Department of Cytology and Gynecological Pathology, Postgraduate Institute of Medical Education and Research, CHANDIGARH, INDIA.
Turk Patoloji Derg. 2021;37(1):84-88. doi: 10.5146/tjpath.2020.01501.
Epithelial-myoepithelial carcinoma (EMC) is a rare, low-grade, malignant salivary neoplasm. Establishing an accurate cytological diagnosis is often challenging owing to its rarity, bland cytologic appearance and variable representation of cell populations in the smears. The diagnostic struggle is more so when the aspiration is from a metastatic site with an unknown primary, as in such cases the list of differential diagnoses expands further. A 58-year-old female presented with a low-back pain from last one month. On examination, she also had a level III, right cervical swelling for the last 20 years. Radiology revealed a lytic lesion in the left acetabulum. She had undergone surgery 35 years ago for a right-sided upper neck swelling, the medical records of which were not available. Fine needle aspiration (FNA) from the cervical swelling was performed. The smears were cellular and showed predominantly dispersed, round to polygonal tumor cells with mild pleomorphism, eccentric nuclei, coarse chromatin, occasional nucleoli and moderate cytoplasm with some showing vacuolations. The cell-block section revealed tumor cells arranged in the form of tubules lined by dual layer of tumor cells without any chondromyxoid stroma. On immunocytochemistry, the luminal cells showed positivity for CK7 (epithelial marker) and the abluminal cells showed positivity for p63 (myoepithelial marker). Based on these features, a final diagnosis of metastatic epithelial-myoepithelial carcinoma was rendered. The present report highlights the characteristic cytomorphological and immunocytochemical features of EMC and reiterates the diagnostic accuracy of FNAC for diagnosis of such challenging cases.

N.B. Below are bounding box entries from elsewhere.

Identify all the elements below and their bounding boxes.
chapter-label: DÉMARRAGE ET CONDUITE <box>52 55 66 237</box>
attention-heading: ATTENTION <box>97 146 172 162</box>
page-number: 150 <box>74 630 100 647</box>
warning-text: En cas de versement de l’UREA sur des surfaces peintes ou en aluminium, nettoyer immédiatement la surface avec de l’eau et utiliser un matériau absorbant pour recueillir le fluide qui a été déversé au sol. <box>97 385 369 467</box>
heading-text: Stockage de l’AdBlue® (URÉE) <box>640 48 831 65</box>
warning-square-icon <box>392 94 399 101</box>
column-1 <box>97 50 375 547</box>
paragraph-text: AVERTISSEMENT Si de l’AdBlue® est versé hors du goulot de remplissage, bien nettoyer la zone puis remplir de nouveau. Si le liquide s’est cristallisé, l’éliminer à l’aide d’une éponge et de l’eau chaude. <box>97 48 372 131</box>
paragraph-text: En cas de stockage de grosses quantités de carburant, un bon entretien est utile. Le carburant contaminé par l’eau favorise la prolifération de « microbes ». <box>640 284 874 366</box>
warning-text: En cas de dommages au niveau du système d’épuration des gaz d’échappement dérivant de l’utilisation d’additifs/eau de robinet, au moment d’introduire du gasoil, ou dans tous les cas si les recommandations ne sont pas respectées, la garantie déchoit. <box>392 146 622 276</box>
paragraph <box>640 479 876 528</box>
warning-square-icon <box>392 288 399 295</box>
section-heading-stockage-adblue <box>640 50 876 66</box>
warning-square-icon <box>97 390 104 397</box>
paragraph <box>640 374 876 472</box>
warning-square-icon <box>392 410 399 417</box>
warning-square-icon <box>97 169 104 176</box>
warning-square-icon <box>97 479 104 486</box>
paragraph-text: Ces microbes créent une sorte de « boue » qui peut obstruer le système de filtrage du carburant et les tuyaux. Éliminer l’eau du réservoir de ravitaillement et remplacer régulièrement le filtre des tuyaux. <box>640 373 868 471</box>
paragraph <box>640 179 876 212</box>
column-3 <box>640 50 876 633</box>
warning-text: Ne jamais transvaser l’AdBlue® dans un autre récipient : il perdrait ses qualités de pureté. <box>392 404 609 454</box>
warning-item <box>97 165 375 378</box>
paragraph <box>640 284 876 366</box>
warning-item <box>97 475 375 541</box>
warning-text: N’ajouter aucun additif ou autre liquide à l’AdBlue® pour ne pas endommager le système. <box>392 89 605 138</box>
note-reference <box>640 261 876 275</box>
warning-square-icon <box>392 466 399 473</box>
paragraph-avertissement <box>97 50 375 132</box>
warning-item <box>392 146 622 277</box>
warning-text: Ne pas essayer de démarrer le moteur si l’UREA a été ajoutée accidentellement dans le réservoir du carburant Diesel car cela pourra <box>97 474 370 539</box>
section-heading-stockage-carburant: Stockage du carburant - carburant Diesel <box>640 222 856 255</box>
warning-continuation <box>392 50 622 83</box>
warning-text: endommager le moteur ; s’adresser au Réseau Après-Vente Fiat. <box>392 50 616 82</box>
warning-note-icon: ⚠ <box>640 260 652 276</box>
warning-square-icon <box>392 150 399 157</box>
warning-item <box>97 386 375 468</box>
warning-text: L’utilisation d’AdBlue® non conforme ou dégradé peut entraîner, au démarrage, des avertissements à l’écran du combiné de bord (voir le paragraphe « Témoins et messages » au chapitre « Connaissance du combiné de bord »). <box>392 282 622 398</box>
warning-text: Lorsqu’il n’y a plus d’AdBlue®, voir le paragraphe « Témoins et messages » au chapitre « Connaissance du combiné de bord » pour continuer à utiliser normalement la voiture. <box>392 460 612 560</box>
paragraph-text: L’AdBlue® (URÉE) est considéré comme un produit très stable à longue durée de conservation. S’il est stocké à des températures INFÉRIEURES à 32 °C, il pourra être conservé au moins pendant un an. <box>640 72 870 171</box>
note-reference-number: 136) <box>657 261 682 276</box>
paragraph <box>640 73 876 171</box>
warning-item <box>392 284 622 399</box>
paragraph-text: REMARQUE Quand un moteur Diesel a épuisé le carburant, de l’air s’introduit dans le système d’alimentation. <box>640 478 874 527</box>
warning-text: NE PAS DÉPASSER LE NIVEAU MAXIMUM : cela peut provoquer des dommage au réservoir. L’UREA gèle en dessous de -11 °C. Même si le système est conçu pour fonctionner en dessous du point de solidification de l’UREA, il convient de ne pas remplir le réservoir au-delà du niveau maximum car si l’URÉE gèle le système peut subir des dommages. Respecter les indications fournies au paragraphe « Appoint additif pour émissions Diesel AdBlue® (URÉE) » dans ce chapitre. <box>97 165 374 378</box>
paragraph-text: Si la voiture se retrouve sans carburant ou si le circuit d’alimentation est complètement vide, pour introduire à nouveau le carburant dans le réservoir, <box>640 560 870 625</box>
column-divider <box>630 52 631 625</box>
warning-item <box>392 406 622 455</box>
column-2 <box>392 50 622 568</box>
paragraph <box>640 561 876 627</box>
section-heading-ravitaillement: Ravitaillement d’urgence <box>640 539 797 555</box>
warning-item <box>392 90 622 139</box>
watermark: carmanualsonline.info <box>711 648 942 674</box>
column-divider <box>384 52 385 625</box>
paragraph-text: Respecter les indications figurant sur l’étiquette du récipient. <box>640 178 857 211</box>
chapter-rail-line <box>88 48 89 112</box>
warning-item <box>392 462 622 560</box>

上皮-肌上皮癌(EMC)是一种罕见的低级别恶性涎腺肿瘤。由于其罕见性、温和的细胞学表现以及在涂片上细胞群体的不同表现,因此准确进行细胞学诊断常常具有挑战性。当抽吸物来自未知原发灶的转移部位时,诊断难度更大,因为在这种情况下,鉴别诊断的范围进一步扩大。一名 58 岁女性因腰痛就诊,已持续一个月。体格检查发现她的右侧颈部有一个 III 级肿大,已经持续 20 年。影像学检查显示左髋臼有一个溶骨性病变。她 35 年前曾因右侧颈部肿胀接受过手术,但无法获得相关病历记录。对颈部肿胀进行了细针抽吸(FNA)。涂片显示细胞丰富,主要为分散的圆形至多边形肿瘤细胞,轻度多形性,偏心核,粗糙染色质,偶尔有核仁,中等量细胞质,部分细胞有空泡。细胞块切片显示肿瘤细胞呈双层排列的管状结构,没有软骨黏液样基质。免疫细胞化学染色显示,腔细胞对 CK7(上皮标志物)呈阳性,腔旁细胞对 p63(肌上皮标志物)呈阳性。根据这些特征,最终诊断为转移性上皮-肌上皮癌。本报告强调了 EMC 的特征性细胞学和免疫细胞化学特征,并再次强调了细针抽吸在诊断此类具有挑战性病例中的准确性。